Last modified: 2012-11-06 08:53:54 UTC
See the url above. By inserting a U+0EFF (.) instead of a normal dot, the user managed to link to a blacklisted site traditio.ru. And even after I attempted to fix this by explicitly adding this char to blacklist[http://meta.wikimedia.org/w/index.php?diff=863226], it does not seem to work [http://meta.wikimedia.org/w/index.php?diff=863233].
Fixed in r30482
The fix seems a little narrow. What's the underlying reason that the exploit worked? U+0EFF can't be the only character that browsers will treat as a period in URLs.
(In reply to comment #2) > The fix seems a little narrow. What's the underlying reason that the exploit > worked? U+0EFF can't be the only character that browsers will treat as a > period in URLs. > I think we need some form of UTF normalization.
Indeed, there are far more ways: http://meta.wikimedia.org/w/index.php?oldid=1319535 Unicode normalisation again.
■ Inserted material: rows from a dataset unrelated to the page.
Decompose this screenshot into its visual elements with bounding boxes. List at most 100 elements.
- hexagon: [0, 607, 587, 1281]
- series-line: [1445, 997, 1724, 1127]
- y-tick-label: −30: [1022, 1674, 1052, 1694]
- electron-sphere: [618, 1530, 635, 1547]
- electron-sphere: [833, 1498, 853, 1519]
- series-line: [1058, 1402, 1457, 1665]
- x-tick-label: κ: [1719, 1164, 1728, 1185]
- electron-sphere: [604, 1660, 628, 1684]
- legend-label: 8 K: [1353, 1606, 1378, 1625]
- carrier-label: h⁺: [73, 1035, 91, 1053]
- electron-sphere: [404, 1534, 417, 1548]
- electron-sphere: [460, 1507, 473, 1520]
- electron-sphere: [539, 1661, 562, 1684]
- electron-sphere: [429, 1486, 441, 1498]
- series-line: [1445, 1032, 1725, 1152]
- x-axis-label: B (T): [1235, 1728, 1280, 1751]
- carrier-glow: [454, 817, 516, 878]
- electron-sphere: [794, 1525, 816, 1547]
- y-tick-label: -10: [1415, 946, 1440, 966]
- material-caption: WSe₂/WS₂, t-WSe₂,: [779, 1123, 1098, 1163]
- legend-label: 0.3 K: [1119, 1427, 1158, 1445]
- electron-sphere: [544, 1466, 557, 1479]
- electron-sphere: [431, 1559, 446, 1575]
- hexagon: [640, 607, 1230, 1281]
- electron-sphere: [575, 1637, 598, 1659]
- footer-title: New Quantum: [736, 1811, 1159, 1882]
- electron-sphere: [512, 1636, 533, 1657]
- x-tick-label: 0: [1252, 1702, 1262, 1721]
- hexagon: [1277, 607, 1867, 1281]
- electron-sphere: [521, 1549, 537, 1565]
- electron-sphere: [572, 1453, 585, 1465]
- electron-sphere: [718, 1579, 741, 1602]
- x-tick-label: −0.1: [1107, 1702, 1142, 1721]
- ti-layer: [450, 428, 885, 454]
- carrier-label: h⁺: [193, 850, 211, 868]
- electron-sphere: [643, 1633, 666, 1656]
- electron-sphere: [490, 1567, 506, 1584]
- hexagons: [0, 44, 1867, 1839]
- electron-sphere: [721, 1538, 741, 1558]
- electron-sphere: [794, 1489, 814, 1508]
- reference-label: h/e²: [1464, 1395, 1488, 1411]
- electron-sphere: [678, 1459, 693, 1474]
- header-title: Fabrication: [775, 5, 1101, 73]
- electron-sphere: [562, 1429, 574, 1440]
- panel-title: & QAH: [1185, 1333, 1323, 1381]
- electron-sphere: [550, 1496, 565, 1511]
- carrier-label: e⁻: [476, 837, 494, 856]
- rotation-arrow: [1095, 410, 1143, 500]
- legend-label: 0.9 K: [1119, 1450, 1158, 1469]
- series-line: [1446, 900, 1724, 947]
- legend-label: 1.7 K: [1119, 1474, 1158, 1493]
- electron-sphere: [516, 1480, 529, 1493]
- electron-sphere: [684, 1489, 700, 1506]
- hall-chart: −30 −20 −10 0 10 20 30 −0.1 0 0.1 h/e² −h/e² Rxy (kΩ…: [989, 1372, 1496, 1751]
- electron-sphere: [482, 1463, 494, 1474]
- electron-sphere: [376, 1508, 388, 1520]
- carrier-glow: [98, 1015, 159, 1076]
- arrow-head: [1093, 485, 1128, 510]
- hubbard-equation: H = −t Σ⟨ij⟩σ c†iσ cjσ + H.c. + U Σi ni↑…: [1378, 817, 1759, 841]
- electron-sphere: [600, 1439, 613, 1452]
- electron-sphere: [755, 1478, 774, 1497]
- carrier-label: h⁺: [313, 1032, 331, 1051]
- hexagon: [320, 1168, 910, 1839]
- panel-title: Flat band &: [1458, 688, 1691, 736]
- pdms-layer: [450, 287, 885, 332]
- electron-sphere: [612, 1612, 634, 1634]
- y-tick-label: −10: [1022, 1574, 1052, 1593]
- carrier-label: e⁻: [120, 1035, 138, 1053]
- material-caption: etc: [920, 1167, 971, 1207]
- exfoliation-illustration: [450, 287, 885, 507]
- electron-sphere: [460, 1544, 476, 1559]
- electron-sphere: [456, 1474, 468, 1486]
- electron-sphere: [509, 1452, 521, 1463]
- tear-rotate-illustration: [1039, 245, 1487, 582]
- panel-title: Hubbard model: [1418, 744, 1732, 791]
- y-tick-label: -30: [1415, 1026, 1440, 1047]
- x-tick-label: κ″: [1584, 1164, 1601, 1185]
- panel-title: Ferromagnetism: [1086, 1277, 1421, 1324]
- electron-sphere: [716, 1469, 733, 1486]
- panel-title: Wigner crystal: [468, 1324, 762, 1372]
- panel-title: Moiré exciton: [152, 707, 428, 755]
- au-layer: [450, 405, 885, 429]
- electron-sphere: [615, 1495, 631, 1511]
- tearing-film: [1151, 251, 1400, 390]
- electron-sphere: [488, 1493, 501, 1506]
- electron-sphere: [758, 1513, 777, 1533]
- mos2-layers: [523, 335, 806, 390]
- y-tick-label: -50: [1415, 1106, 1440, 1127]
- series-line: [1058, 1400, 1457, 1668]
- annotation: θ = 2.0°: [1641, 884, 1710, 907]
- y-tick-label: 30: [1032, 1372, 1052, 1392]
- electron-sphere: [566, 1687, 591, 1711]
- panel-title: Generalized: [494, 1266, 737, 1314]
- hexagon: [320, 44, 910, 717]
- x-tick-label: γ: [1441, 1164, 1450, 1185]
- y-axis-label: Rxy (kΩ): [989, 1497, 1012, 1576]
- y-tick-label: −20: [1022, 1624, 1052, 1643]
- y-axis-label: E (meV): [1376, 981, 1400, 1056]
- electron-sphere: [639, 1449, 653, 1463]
(In reply to comment #4) > Indeed, there are far more ways: > http://meta.wikimedia.org/w/index.php?oldid=1319535 > > Unicode normalisation again. > I'm not really sure what I'm supposed to be seeing at that oldid. That said, unicode normalization is really needed. We're doing so in some monitoring tools, but of course it's also needed in the blacklist as well.
better summary
"Unicode normalization" is a poor term to use for the problem involved here, since all the characters involved are already normalized by the definitions of the Unicode standard (they're NFC, to be precise). Adjusted summary.